Judge of the Supreme Court
- In office 14 November 1942 – 28 February 1951
- Nominated by: Government of Ireland
- Appointed by: Douglas Hyde

Judge of the High Court
- In office 20 July 1939 – 14 November 1942
- Nominated by: Government of Ireland
- Appointed by: Douglas Hyde

Personal details
- Born: 22 September 1879 Holywood, County Down, Ireland
- Died: 11 March 1967 (aged 87) Dalkey, Dublin, Ireland
- Spouse: Julia O'Connor ​(m. 1910)​
- Children: 3
- Education: Trinity College Dublin; King's Inns;

= William Black (judge) =

William Bullick Black KC (22 September 1879 – 11 March 1967) was an Irish judge and barrister who served as a Judge of the Supreme Court from 1942 to 1951 and a Judge of the High Court from 1939 to 1942.

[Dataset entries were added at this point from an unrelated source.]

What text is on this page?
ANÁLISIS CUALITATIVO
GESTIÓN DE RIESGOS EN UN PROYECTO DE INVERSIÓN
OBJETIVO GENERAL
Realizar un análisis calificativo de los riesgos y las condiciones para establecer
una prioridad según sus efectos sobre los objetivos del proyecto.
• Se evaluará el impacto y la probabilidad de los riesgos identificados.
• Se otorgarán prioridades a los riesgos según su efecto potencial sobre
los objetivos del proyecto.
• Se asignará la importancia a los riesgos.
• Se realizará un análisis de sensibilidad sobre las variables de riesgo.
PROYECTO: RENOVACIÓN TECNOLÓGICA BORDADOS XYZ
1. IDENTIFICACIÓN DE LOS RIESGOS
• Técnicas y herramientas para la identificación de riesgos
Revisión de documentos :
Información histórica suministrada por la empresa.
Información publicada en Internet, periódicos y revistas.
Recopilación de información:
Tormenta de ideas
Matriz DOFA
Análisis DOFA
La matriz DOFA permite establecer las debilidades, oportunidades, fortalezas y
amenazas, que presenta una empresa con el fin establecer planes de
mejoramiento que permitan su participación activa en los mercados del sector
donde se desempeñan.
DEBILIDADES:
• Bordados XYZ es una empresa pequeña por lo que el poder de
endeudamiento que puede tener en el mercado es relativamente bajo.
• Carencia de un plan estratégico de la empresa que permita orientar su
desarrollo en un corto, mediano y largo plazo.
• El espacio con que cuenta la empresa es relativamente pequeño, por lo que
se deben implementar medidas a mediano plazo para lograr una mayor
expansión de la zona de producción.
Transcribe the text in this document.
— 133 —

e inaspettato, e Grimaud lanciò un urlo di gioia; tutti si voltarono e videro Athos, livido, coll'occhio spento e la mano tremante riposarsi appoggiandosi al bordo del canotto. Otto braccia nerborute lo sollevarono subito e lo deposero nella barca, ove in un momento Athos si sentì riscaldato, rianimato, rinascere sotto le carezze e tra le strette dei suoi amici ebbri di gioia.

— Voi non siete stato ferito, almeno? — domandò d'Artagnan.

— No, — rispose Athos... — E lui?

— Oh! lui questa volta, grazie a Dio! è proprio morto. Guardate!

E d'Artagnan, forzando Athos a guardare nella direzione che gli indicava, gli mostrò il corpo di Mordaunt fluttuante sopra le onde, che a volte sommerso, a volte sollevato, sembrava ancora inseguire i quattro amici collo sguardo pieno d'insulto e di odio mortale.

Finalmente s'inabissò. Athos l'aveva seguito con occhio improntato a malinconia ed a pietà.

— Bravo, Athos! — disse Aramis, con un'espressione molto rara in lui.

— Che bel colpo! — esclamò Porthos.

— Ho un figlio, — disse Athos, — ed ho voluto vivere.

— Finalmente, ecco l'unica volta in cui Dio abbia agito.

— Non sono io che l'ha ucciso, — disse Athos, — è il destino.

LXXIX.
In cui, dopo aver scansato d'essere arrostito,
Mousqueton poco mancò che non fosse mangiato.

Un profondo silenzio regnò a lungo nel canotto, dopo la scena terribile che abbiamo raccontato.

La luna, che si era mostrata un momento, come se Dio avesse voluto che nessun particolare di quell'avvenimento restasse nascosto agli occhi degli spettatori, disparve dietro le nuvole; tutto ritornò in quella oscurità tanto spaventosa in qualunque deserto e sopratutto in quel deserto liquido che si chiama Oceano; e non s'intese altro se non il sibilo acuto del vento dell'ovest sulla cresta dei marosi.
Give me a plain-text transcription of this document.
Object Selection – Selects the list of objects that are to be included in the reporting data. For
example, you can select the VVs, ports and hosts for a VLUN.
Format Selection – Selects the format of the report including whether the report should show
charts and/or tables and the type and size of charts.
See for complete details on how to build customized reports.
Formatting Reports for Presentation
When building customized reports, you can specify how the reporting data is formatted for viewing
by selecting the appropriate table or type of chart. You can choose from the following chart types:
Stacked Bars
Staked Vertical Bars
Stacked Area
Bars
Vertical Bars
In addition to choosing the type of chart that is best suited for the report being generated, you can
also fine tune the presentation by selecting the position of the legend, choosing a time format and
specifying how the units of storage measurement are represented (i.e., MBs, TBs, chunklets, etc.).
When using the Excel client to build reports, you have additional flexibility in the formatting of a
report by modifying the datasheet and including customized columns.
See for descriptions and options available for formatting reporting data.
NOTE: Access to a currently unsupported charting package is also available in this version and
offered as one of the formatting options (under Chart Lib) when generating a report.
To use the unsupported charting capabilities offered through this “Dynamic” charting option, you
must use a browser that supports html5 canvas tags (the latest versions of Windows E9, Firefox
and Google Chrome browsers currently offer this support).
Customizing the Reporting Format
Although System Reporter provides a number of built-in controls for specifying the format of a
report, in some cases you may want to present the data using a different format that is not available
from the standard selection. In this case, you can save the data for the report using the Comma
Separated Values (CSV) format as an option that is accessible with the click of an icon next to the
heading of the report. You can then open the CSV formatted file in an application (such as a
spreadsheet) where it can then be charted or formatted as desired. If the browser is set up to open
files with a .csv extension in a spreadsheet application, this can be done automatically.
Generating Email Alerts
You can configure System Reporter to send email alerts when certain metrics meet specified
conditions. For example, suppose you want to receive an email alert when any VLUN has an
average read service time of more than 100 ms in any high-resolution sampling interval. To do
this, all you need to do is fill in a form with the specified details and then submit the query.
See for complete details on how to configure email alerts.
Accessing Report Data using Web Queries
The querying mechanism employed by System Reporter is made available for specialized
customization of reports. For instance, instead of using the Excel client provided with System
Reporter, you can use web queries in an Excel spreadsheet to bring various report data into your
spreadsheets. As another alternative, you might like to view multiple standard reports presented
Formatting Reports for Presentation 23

==Early life and education==
Black was born in Holywood, County Down, in 1879. Black's father, James, was a Methodist minister. He was educated at Methodist College Belfast and later at Trinity College Dublin.

==Career==
Black attended the King's Inns, Dublin, where he qualified as a barrister. At King's Inns, he won a number of debating and oratorical prizes before he was called to the Bar in 1901.

Black was a campaigner for Sinn Féin before later supporting Fianna Fáil.

In 1939, Black was appointed a High Court judge. Then, in 1942, he was made a judge of the Supreme Court of Ireland and served until 1951. He dissented against the ruling in the Corcoran case (1950) and also the 1951 Tilson case that enforced the Ne Temere decree.

The Council of Europe elected Black as Ireland's representative in the European Commission of Human Rights in 1954.

==Personal life==
He was married to Julia O'Connor with whom he had three children with.